Easily my favourite thing about AMC's edgy and critically adored series Breaking Bad, Aaron Paul as scruffy drug dealer Jesse Pinkman is a study in detailed character acting. Everything from his ever-roving bloodshot eyes to his restless hands to his frantic speech patterns make Jesse come to life as the palpably conflicted and complicated character that he is.
But what's interesting about Jesse, Paul's most revered role to date, is that the actor so disappears into him that he is never recognized as that character. Paul says that while walking down the street, if he's noticed at all, he's recognized for his other (and much less lauded) current TV role, as Scott on Big Love.
The well-kept and low key actor much more closely resembles Sarah Henrikson (Amanda Seyfried)'s sweet and conservative fiancee than the bumbling meth head he plays so convincingly on Breaking Bad.

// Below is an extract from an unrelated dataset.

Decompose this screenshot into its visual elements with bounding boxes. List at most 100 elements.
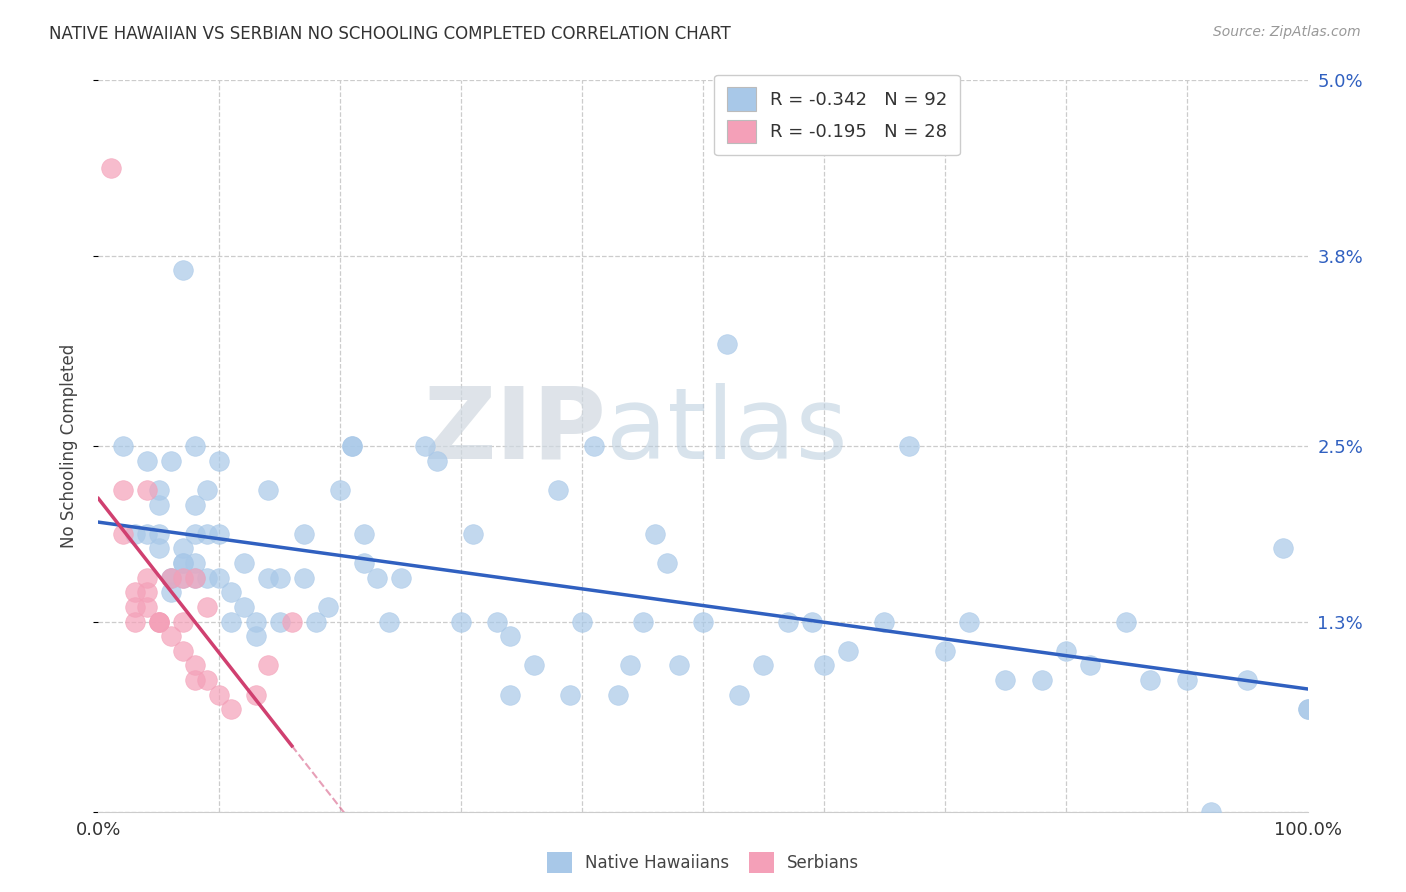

On Big Love, Paul plays the unexpectedly controversial Scott with amazing subtlety. It's hard to believe that one actor can embody two such opposite characters so effectively, but Paul does it with finesse, making both the intense Mormon and the misguided druggie into incredibly relatable and lovable characters. Starring opposite the incandescent Amanda Seyfried on Big Love and the famously genius Bryan Cranston on Breaking Bad, Aaron Paul somehow manages to steal both shows on a regular basis.
It's impressive to play one multi-faceted TV character with praise-worthy brilliance, it's absurd to play two at once.